Krylov–Bogolyubov theorem

In mathematics, the Krylov–Bogolyubov theorem (also known as the existence of invariant measures theorem) may refer to either of the two related fundamental theorems within the theory of dynamical systems. The theorems guarantee the existence of invariant measures for certain "nice" maps defined on "nice" spaces and were named after Russian-Ukrainian mathematicians and theoretical physicists Nikolay Krylov and Nikolay Bogolyubov who proved the theorems.[1]

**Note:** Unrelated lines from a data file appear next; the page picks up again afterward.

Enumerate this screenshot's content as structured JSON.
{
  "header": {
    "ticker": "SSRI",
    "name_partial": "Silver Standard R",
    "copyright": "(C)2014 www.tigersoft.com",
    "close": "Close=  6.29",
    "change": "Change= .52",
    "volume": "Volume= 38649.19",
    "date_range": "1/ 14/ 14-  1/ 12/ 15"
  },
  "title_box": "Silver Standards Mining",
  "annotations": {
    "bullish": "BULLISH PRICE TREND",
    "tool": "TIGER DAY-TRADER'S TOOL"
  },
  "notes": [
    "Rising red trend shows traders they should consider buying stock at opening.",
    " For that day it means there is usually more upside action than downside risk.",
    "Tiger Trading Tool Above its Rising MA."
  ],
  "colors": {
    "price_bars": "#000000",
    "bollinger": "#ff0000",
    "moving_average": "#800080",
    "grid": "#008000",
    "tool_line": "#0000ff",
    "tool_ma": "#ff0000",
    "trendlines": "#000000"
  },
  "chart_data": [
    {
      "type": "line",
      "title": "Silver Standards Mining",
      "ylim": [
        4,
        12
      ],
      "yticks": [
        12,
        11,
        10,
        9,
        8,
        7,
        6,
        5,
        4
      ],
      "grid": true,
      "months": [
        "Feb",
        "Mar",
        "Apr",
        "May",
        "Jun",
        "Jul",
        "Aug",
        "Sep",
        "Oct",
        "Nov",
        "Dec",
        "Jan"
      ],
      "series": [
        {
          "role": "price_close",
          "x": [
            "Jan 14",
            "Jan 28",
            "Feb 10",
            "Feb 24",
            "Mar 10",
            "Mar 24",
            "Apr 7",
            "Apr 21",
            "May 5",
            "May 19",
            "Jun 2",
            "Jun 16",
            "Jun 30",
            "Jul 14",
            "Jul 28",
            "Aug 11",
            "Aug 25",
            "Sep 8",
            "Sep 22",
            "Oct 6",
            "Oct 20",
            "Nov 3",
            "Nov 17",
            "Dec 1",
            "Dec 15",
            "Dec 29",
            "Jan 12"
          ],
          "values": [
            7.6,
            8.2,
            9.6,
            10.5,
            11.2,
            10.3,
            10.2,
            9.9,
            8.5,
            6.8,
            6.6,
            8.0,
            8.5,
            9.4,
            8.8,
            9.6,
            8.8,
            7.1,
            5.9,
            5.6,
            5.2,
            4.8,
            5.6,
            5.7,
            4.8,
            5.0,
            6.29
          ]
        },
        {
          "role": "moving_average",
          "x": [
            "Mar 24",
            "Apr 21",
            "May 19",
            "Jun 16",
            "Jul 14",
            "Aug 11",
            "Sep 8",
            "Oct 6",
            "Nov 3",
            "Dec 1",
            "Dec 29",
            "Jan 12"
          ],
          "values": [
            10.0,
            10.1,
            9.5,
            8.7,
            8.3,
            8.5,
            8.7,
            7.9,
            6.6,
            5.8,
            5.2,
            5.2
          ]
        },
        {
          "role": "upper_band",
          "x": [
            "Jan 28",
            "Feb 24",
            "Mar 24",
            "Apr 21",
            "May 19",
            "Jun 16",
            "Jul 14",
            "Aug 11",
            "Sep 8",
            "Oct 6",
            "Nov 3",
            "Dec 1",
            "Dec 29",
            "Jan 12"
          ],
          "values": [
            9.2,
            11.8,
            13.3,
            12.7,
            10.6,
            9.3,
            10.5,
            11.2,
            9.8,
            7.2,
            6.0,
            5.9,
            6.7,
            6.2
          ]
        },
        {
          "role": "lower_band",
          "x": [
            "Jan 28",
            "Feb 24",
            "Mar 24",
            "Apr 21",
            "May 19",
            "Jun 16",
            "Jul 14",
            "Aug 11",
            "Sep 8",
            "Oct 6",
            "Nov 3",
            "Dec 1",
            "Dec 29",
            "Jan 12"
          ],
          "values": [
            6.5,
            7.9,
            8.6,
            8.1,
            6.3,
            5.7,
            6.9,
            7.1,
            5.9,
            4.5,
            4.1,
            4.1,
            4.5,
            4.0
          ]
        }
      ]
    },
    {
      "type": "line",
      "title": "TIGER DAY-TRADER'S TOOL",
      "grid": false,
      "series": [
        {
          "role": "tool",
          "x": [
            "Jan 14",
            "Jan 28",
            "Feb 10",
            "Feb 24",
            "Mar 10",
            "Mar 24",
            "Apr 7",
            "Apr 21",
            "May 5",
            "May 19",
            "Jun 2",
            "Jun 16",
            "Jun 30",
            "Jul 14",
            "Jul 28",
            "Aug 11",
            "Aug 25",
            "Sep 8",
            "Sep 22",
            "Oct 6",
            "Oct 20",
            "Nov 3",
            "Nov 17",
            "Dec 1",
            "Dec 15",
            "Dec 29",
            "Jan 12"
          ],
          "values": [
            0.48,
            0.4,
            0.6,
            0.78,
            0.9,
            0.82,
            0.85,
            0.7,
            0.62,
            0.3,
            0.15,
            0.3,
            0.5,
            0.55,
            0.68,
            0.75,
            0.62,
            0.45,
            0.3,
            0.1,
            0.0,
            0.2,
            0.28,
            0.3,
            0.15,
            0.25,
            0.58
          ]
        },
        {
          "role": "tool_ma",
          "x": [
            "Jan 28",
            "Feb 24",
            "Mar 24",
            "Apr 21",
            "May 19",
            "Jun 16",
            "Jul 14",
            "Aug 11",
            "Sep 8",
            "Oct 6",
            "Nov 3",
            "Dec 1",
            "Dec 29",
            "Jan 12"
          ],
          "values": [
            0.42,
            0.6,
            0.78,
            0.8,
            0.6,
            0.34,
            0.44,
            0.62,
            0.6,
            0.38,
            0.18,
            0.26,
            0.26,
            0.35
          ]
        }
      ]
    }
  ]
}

Formulation of the theorems
Invariant measures for a single map

Theorem (Krylov–Bogolyubov). Let (X, T) be a compact, metrizable topological space and F : X → X a continuous map. Then F admits an invariant Borel probability measure.

That is, if Borel(X) denotes the Borel σ-algebra generated by the collection T of open subsets of X, then there exists a probability measure μ : Borel(X) → [0, 1] such that for any subset A ∈ Borel(X),

\( \mu \left( F^{-1} (A) \right) = \mu (A). \)

In terms of the push forward, this states that

\( {\displaystyle F_{*}(\mu )=\mu .} \)

Invariant measures for a Markov process

Let X be a Polish space and let \( P_t, t\ge 0 \), be the transition probabilities for a time-homogeneous Markov semigroup on X, i.e.

\( \Pr [ X_{t} \in A | X_{0} = x ] = P_{t} (x, A). \)

Theorem (Krylov–Bogolyubov). If there exists a point \( x\in X \) for which the family of probability measures { Pt(x, ·) | t > 0 } is uniformly tight and the semigroup (Pt) satisfies the Feller property, then there exists at least one invariant measure for (Pt), i.e. a probability measure μ on X such that

\( (P_{t})_{\ast} (\mu) = \mu \mbox{ for all } t > 0. \)